The result is that this brief account illustrates an absence of uniformity in the conception of the confidentiality of arbitration. This lack of uniformity can be attributed to the fact that there is currently no defined definition, fixed criteria, or barometer that allows one to “assess the degree of confidentiality for various elements of the procedure.” To sum up, in addition to this observation, there is a substantial limit to the requirement of secrecy when it comes to complying with legal responsibilities of openness and information disclosure (financial law, public order).
The Right Solutions
Therefore, in a sense, the idea of secrecy is rendered less powerful as a result of this development. Is it, however, a negative development? If we can comprehend why it is positive that the requirement of secrecy extends to specific components of the process, such as the arbitral deliberation, can we conclude that the same is true for the arbitration decision as well? Indeed, could we apply the same level of importance to this responsibility when, in fact, some arbitration centers, such as the International Center for the Settlement of Investment Disputes (ICSID), publish arbitral decisions?
Would The Strength Of The Secrecy Duty Imposed By Arbitral Rulings Be Lessened In This Context, As Well?
And, assuming this is the case, will the disclosure of arbitral decisions contribute to the strengthening of international arbitration? In order to answer these questions, it is necessary to contrast the reception of the arbitration award by the doctrine of the principle of confidentiality understood in a broad sense with the reception of the arbitration award by the doctrine of the principle of confidentiality understood in a specific way.

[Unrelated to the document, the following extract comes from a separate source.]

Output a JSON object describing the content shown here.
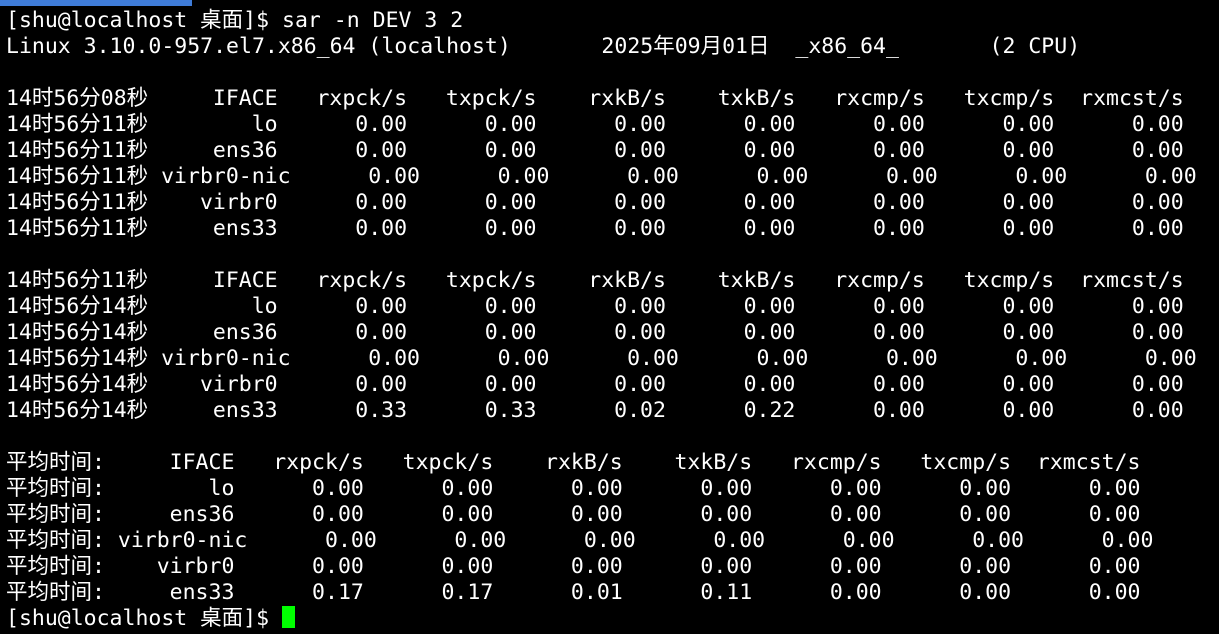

This research will help us to evaluate if the idea of secrecy is more or less intense in relation to arbitral decisions, depending on the results of the study. Following this observation, we will address the establishment of a new digital instrument to aid in the distribution of arbitral decisions, which we will propose as a solution to this problem. The examination of this proposal will enable us to determine, at the very least, whether it is in the best interests of arbitration to proceed in this manner. For International Commercial Arbitration this is most essential.
Acceptance Of The Concept Of Secrecy As It Applies To Arbitral Awards Has Been Expanded
The requirement of secrecy in arbitration, in its broadest sense (which includes all parts of the process), is often endorsed by the legal literature. In this sense, it is.
Additionally, the obligation of confidentiality responds to the legitimate wishes of the parties who expect the arbitrators to respect the confidential nature of the procedure, which is one of the reasons for their commitment to the arbitration agreement, and it is for this reason that the obligation of confidentiality is also for this mode of dispute resolution, even though the latter emphasizes that the equation of private character of arbitration is incorrect.
However, this is not the case due to the fact that there are differing assessments of this concept in comparative law, and that there is no definition of the obligation of confidentiality, nor a fixed delimitation as to its scope, nor any criteria by which it is possible to assess the degree of confidentiality of the various components of the duty of confidentiality.